Cady was a native of East Chatham, New York, the oldest of three children of farmer Norman J. Cady. Her family was initially from Connecticut, but migrated to Columbia County in the middle of the eighteenth century. She was remembered by neighbors and family members as beautiful, strong-willed, and active; none remembered her artistic endeavors. Census records give her occupation as "housework". Cady remained unmarried throughout her life. After the deaths of her parents she moved in with a nephew; around 1920 she moved again, to Grass Lake, Michigan, where she lived with her sister and sister's family until her death.[2]
Cady's work is unusual, as theorem painting was long past its popularity when she began practicing the art.[3] Her work was discovered in the 1930s by folk art collectors J. Stuart Halladay and Herrell George Thomas, who assumed that she was another person of the same name who lived in New Lebanon, New York around 1820, when theorem painting was at its most popular.

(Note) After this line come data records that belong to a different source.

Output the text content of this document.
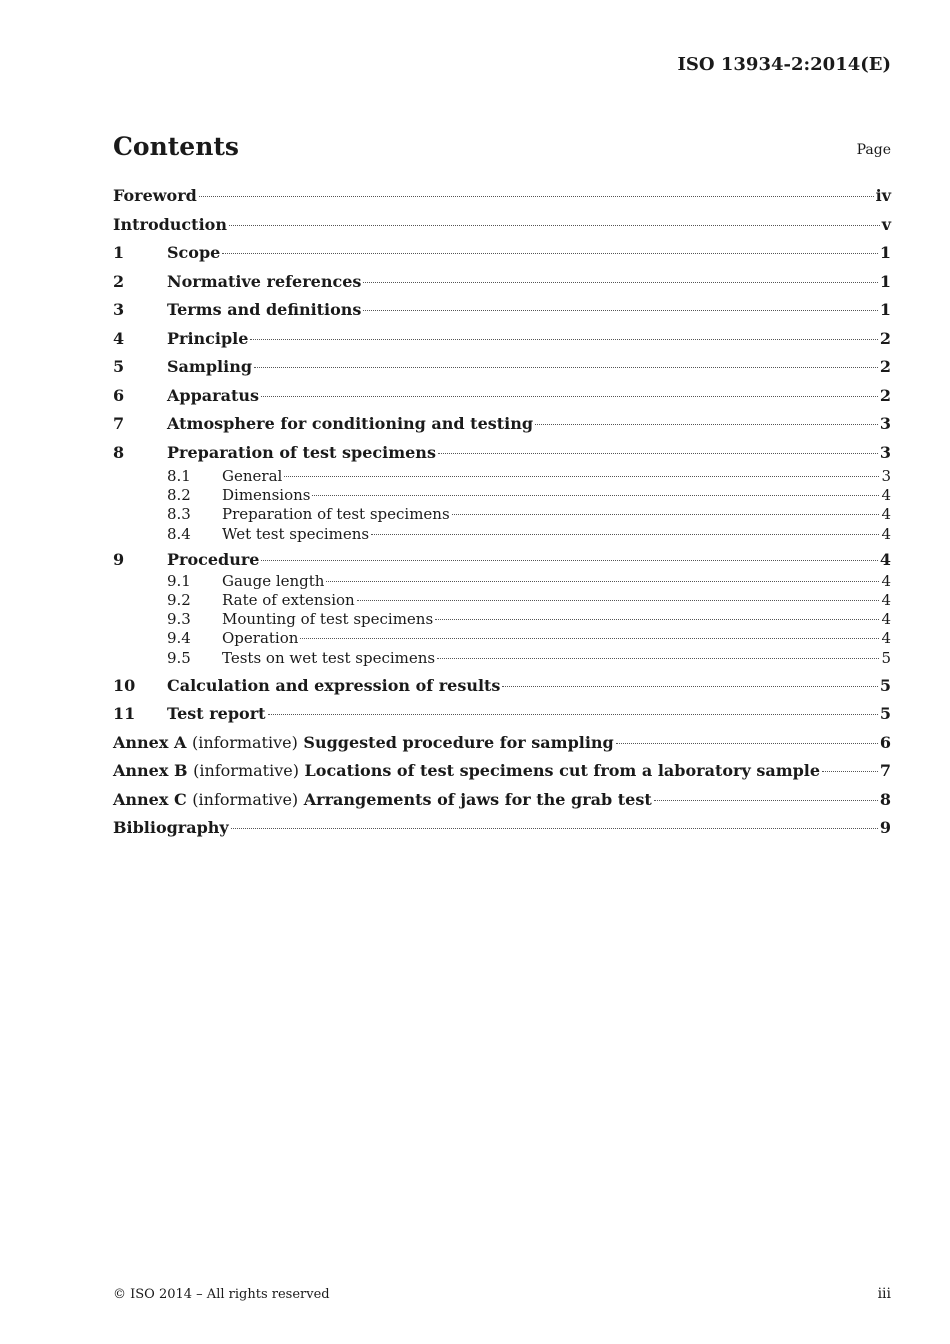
ISO 13934-2:2014(E)
Contents	Page
Foreword	iv
Introduction	v
1	Scope	1
2	Normative references	1
3	Terms and definitions	1
4	Principle	2
5	Sampling	2
6	Apparatus	2
7	Atmosphere for conditioning and testing	3
8	Preparation of test specimens	3
8.1	General	3
8.2	Dimensions	4
8.3	Preparation of test specimens	4
8.4	Wet test specimens	4
9	Procedure	4
9.1	Gauge length	4
9.2	Rate of extension	4
9.3	Mounting of test specimens	4
9.4	Operation	4
9.5	Tests on wet test specimens	5
10	Calculation and expression of results	5
11	Test report	5
Annex A (informative) Suggested procedure for sampling	6
Annex B (informative) Locations of test specimens cut from a laboratory sample	7
Annex C (informative) Arrangements of jaws for the grab test	8
Bibliography	9
© ISO 2014 – All rights reserved	iii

Research performed in 1978 by Ruth Piwonka and Roderick H. Blackburn revealed her true identity.
Four watercolors and one oil on canvas by the artist are known; two of the former are still-life depictions of glass compotes, while the other two are images of doves sitting on a branch.[2] One of these, produced for her brother and sister-in-law on the birth of their eldest son in 1890, is her only signed and dated work.[4] Cady was evidently a master of the theorem technique; besides using both transparent and opaque watercolor paints, she applied mica flecks to her depictions of glass and used a textured cloth to spread powder over her stencils, a technique known as "pouncing". Her works are considered among the finest examples of theorem painting known.[2] She is one of the few theorem artists known to have signed her work.[5]
One of Cady's still-life paintings, Fruit in Glass Compote of c. 1895, is in the collection of the American Folk Art Museum, to which it was donated by Ralph Esmerian.[3] A nearly identical piece, dated c. 1890, is owned by the Abby Aldrich Rockefeller Folk Art Museum.[4]